Why India can win their first-ever T20I series against Australia
South Africa lost their No. 1 Test rank with the series loss © Getty Images

The Indian cricket team, which has a lead of 1-0 in the three-match contest has a rare opportunity to win the Twenty20 International (T20I) series against Australia. It must be remembered that this is the first time ever that India and Australia are involved in a bilateral T20I series Down Under, and the Indian cricket team can emerge victorious due to various reasons. India won the opening match at the Adelaide Oval by 37 runs on Tuesday, which was their second win on the trot on this tour of Australia.

India made a strong comeback after being thrashed in first four matches in a row in the One-Day International (ODI) series. But Indian captain MS Dhoni and his men showed character and resilience in face of adversities, as they ended their losing streak against Australia in Australia when they won the final ODI at the Sydney Cricket Ground (SCG) by 6 wickets with Manish Pandey getting his maiden century in the 50-over format.

In the first match of the T20I series, India were at their dominant best as they exposed Australia’s weaknesses in the format. After their loss, Australia captain Aaron Finch admitted that the target of 189 was too much for his side, and a total around 170 would have been achievable. Indian bowlers struggled against Australia in the ODI series, but they managed to bowl out Australia for 151, which was certainly a commendable effort.

As the two teams gear up for the second T20I at the Melbourne Cricket Ground (MCG) on Friday, Indian cricket team has a strong chance to emerge victorious and seal the series. Why? Let’s take a look:

India have a vital 1-0 lead: When South Africa were in India late last year, the tourists insisted on making winning starts in all their series. South Africa won the first T20I as well as the first ODI, and thus attained momentum which benefited them throughout the series. Here, India are 1-0 ahead and they need only one more win from the remaining two games to seal the victory. Australia, who are already under pressure, will be on the backfoot as one more failure in the format will open the doors for severe criticism.

David Warner and Steven Smith rested: The two run-machines in the Australian camp will not be there in the second T20I at Melbourne, which makes India’s chances of winning even stronger. Both the batsmen have a liking to Indian bowlers and their absence will deplete the Australians severely.

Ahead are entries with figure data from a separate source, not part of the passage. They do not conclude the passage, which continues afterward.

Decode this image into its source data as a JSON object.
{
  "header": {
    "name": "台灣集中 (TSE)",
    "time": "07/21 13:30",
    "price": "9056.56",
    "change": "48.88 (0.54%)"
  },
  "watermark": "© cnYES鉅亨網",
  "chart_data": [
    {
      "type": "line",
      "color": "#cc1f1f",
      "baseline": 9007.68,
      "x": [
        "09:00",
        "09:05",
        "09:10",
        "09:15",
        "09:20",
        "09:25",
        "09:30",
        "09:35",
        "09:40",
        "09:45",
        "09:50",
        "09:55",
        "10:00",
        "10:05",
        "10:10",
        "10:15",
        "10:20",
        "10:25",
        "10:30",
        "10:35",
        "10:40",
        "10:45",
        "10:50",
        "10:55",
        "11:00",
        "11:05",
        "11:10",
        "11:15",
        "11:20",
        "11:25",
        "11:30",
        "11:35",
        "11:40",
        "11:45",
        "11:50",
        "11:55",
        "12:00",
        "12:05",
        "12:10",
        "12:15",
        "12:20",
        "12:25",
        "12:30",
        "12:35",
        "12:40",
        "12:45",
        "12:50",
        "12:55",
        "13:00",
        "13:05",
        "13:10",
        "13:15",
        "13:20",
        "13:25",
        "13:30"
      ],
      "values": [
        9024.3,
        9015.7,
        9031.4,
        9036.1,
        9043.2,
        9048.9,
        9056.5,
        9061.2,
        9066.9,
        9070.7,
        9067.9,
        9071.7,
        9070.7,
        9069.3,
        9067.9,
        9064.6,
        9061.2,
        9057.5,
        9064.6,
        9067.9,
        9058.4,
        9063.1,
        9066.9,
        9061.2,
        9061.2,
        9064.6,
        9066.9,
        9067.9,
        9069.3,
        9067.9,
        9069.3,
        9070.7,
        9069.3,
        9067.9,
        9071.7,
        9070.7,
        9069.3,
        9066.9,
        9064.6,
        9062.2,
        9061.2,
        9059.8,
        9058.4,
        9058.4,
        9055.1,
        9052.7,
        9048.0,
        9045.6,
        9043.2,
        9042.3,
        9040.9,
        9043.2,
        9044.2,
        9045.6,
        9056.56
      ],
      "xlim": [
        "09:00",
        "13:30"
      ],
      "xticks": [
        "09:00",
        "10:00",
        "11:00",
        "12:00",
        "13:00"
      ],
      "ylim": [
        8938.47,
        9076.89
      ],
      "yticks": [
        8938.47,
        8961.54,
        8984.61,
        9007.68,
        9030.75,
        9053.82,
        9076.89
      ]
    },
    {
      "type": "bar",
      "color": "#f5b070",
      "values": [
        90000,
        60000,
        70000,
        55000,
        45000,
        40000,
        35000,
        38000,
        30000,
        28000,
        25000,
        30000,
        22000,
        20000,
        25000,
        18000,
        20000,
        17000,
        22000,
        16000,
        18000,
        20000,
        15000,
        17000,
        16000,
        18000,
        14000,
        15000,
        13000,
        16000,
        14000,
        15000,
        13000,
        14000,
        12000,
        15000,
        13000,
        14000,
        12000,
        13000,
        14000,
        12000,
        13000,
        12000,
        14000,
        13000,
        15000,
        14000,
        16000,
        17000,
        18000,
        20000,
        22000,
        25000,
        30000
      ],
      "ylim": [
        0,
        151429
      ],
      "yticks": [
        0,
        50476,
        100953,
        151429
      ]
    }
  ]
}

India have a composed side: Till the ODI series against Australia, there was a perception that India’s Test team is far more settled than their limited-overs’ team. But in just one outing, India showed their road map to success with batsmen going all guns blazing and their spinners, combining well with rookies Jasprit Bumrah and Hardik Pandya doing the rest of the damage. All that India needs to do is to maintain the same all-round performance, and there is enough depth in both batting and bowling departments to handle pressure situations.

Australia’s shortcomings: On the other hand, Australian bowlers struggled on all fronts in the first T20I, with their decision to recall Shaun Tait backfiring completely. Also, Australia looked like being short of experienced men in their lower-order, with three of their top batsmen — Finch, David Warner and Steven Smith — forming the top order. Chris Lynn and Travis Head have been in terrific form in the Big Bash League (BBL), but they were tamed by Indian spinners in the middle overs of their chase at Adelaide and that caused lot of damage.

India’s expertise in T20 cricket: While Australia cannot be underestimated whatsoever, the expertise that the Indians have in their ranks is somewhat unmatched. Pandya was wayward on debut, but he ended the game with two wickets. Bumrah has turned up as a surprise package for Australia, which was proven by Finch’s struggle in the bowler’s first over at Adelaide. India, on the other hand, went about the job as per the plan and in the end emerged as winners.